Rafael usava óculos de fundo de garrafas, tinha o mesmo cabelo preto e cacheado do pai, formando um tufo no topo da cabeça. A barba era grossa e mesmo aparada, estava ali. O pomo de Adão era saliente, e quando ele engolia, ela tinha a impressão que ele fosse engasgar. Rafael claramente era tão peludo quanto Toni Ramos. Parecia orgulhoso até de mais.

Já estavam indo para o carro, Nadine tinha de acompanhar o pai de perto, e em dado momento reparou que Durval falou algo no ouvido dele, puxou Elizeu para mais uma conversa, deixando Nadine sozinha ao lado do carro.

Quando notou que Rafael estava se aproximando ela começou a forçar a maçaneta.

- Se continuar assim, vai arrancar a maçaneta. - Rafael tinha a voz suave, bonita até.
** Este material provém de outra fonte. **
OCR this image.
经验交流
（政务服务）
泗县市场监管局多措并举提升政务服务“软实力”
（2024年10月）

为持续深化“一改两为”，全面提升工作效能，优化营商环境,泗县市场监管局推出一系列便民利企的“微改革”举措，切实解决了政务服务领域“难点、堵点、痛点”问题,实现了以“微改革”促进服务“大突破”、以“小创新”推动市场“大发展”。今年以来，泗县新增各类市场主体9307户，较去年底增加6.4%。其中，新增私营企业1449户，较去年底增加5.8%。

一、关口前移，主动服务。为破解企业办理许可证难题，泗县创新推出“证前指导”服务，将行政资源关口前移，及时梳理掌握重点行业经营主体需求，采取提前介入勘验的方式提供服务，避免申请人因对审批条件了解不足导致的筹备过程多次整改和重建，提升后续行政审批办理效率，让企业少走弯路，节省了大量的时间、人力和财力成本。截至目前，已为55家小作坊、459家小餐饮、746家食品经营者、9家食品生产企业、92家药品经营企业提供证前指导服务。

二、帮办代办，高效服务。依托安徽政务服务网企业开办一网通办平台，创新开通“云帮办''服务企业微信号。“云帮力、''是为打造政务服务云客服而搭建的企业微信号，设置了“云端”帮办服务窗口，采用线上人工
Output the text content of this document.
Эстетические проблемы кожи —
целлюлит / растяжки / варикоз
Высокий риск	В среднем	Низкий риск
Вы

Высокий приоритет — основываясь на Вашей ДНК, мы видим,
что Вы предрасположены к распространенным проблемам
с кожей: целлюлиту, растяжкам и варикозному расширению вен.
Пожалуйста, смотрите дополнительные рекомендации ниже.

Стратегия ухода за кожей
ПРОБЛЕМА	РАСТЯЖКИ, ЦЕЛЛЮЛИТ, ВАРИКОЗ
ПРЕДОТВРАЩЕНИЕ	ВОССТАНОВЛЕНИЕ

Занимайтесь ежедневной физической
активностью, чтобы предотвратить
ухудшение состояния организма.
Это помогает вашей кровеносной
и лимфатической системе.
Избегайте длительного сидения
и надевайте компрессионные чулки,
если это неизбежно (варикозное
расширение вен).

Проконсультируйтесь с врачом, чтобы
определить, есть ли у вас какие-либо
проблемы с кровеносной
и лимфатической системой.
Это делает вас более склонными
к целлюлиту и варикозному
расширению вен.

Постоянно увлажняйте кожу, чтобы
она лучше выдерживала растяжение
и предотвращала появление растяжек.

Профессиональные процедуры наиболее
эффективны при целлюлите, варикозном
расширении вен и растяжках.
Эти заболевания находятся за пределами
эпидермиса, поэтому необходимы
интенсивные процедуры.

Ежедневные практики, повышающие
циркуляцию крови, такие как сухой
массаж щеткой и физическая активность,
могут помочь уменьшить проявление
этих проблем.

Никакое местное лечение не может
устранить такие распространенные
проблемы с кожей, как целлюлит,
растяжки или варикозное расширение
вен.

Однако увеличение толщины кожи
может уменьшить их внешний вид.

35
E os olhos, de perto, eram esverdeados como os da pobre mãe. - Eu não vou te atacar, calma. - deu uma olhada para trás. - Posso te ver outra vez? Aqui ou na sua casa?

- Melhor não. - Ela desviou os olhos. - Você é um homem, e eu sou muito nova.

- Okay, então. - Ele levantou as mãos no ar. - Foi bom te ver, Nadine.

Quando Rafael se afastou, Nadine voltou a respirar, a porta destravou e ela se enfiou no carro. Ela acreditou que nunca mais o veria.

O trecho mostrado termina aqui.